Так и среди любителей научной фантастики.
Одни ищут в ней ответы на мучительные вопросы современности и, как «бедный маленький Буркхардт», в ужасе останавливаются перед бездонной пропастью, разверзшейся под их ногами. Другие напряженно вглядываются в туманные дали грядущего — может быть, вон тот трепещущий огонек, зажженный писателем-фантастом, и впрямь станет реальностью, разгорится и своими лучами пробьет туман!
Ну а третьи хотят отвлечься, пусть ненадолго, от своих забот и тревог, найти повод для игры ума и, наконец, просто посмеяться. Космический корабль, на борту которого находится экспедиция ученых-венерианцев, приближается к безжизненной, заполненной льдами планете. Старшая сестра Венеры, она несколько тысячелетий назад была колыбелью древней и очень высокой цивилизации. Задача венерианцев — найти следы этой цивилизации. Автор рассказа «Экспедиция на Землю» Артур Кларк лаконично и сурово повествует о грандиозном наступлении льдов, о последнем рубеже обороны — горных вершинах, за который попытались зацепиться вымирающие обитатели Земли, создает пластичные выразительные пейзажи погибшей планеты. И вдруг абсолютно неожиданный, чисто парадоксальный финал венерианские ученые находят в тайнике, устроенном давно исчезнувшими братьями по разуму, запаянную металлическую коробку с пленкой одного из фильмов Уолтера Диснея о похождениях Мики Мауса.

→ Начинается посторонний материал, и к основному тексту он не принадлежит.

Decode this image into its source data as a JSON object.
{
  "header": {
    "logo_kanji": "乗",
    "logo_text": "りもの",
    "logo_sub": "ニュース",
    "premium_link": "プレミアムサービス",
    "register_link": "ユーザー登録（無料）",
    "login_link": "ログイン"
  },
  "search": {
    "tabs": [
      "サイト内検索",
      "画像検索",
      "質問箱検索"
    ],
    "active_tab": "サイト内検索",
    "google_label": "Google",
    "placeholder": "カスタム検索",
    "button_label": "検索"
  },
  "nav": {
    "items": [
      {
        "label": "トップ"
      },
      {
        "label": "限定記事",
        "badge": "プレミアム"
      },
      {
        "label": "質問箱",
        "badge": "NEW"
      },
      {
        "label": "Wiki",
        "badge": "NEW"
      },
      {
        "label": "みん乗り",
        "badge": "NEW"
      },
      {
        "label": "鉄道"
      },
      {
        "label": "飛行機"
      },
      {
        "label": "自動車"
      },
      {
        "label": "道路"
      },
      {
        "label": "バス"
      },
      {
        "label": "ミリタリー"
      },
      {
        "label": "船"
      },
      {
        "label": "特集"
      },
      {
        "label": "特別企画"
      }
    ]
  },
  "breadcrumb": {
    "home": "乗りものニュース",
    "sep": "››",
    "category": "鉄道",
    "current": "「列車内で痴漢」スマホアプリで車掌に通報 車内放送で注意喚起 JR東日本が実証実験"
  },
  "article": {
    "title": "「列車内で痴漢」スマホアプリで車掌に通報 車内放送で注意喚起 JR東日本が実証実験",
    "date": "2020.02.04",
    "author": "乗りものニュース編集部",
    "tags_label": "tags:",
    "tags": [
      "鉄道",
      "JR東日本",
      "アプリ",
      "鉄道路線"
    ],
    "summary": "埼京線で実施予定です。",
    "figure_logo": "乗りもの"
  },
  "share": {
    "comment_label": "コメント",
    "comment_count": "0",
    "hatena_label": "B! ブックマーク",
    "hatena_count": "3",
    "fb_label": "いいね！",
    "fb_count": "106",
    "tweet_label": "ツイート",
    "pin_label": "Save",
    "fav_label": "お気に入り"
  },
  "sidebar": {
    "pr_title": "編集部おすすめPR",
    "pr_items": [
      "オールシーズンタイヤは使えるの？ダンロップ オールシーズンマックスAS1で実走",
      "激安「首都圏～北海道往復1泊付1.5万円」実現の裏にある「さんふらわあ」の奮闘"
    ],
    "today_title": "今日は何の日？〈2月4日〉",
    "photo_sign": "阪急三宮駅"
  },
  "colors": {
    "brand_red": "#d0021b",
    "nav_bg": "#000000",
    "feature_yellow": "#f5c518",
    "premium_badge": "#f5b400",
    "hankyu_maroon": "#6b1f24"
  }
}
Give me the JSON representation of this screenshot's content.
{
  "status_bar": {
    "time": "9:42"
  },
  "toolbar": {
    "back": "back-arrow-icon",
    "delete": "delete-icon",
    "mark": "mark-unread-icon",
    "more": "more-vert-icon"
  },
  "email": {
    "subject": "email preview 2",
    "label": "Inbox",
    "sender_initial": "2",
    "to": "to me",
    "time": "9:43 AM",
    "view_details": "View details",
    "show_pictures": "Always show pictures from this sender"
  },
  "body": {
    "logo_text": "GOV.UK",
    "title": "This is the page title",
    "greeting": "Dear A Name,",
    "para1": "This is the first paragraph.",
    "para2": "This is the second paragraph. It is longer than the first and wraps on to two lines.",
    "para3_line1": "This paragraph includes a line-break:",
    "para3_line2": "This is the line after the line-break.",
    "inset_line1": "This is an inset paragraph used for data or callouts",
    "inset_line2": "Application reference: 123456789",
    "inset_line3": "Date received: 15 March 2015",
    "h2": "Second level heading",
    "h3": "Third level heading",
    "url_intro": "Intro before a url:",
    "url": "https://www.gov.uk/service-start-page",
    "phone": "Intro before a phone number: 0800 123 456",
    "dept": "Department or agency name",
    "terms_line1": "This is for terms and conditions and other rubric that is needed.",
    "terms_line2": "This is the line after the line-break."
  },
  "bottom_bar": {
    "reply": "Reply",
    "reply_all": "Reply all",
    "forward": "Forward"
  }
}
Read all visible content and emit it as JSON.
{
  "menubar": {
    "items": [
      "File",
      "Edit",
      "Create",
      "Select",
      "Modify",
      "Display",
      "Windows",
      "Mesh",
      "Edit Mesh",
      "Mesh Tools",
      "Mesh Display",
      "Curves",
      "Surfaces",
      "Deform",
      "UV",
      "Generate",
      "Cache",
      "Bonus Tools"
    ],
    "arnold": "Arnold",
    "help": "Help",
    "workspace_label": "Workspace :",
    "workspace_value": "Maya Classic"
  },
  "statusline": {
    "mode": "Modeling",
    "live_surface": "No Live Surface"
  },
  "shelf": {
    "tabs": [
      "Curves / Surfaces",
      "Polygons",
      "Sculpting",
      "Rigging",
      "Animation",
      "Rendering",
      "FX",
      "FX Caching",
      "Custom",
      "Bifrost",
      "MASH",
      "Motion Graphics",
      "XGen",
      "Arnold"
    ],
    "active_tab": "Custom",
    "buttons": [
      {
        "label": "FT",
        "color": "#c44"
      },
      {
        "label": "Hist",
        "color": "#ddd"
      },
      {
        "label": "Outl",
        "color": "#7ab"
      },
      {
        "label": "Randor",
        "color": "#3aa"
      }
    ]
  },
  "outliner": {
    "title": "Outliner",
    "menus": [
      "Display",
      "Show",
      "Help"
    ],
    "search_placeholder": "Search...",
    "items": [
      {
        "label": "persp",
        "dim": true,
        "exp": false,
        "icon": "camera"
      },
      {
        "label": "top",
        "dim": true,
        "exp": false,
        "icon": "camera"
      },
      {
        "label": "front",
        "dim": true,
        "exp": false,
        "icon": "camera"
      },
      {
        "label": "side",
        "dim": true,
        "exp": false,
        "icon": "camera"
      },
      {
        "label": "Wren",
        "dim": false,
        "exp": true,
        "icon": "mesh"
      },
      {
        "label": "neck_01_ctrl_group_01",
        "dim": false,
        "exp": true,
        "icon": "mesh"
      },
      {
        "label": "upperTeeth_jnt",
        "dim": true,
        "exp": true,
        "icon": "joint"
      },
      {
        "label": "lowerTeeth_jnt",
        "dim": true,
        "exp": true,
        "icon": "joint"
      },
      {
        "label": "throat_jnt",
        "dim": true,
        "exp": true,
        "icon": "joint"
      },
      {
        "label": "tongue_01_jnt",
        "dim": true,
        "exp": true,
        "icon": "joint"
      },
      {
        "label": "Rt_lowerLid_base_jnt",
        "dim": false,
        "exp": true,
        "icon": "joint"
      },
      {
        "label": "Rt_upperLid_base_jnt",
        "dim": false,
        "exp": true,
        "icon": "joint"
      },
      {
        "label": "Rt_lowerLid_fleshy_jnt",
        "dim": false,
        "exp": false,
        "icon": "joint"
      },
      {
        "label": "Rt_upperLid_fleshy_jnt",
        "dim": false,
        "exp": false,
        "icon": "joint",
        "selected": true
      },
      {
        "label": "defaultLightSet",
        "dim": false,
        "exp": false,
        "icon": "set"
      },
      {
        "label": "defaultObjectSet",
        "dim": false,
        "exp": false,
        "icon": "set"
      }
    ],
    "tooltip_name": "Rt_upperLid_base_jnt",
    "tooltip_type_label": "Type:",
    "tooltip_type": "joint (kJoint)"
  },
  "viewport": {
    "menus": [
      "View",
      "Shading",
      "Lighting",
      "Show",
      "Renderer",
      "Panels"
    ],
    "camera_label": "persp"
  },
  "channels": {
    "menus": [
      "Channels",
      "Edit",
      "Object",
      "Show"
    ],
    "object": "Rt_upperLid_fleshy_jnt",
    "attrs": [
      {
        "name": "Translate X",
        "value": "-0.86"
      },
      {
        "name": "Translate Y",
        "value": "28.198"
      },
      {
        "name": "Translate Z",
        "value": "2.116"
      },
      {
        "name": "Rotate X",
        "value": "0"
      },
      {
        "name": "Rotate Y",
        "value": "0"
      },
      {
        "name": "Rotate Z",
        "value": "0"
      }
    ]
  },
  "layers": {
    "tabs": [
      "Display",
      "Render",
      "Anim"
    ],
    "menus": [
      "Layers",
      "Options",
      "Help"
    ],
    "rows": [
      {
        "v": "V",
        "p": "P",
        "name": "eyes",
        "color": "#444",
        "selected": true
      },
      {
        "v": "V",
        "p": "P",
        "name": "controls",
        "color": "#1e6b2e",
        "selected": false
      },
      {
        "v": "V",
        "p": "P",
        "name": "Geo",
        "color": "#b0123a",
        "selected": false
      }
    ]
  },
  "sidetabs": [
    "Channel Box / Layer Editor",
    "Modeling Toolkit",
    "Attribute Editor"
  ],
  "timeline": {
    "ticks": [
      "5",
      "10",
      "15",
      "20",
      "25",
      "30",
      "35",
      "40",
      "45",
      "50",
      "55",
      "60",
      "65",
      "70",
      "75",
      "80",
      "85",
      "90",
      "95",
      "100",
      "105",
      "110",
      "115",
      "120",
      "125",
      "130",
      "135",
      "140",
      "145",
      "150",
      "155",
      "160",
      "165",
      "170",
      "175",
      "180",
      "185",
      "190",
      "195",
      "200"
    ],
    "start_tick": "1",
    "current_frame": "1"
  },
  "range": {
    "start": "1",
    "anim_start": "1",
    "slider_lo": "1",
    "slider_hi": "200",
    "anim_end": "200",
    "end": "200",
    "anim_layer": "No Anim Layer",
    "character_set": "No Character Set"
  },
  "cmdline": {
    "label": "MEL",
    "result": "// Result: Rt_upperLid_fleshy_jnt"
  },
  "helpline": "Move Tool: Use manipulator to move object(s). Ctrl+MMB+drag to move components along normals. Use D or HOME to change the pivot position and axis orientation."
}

Итак, все противоречия разрешены: венерианцы получат теперь полное и точное представление о землянах!
Столь же парадоксальна и фантастическая шутка Артура Порджеса «Саймон Флэгг и дьявол», в которой адский посланец, явившись за душой ученого, вместе с ним в поте лица трудится над неразрешимой математической задачей.
Совсем иначе, нежели в рассказах Азимова и Мак-Интоша, решается тема взаимопонимания человека и машины Джоном Киппаксом в его «Пятнице», Стефаном Барром в «Кэллахэне и его черепашках». Социальный аспект, привлекший внимание Азимова и Мак-Интоша, здесь отсутствует. Древний, неуклюжий робот в рассказе «Пятница» своими чисто человеческими качествами, преданностью и самоотверженностью завоевывает глубокое уважение астролетчиков, оказавшихся на этой далекой планете. Только и всего!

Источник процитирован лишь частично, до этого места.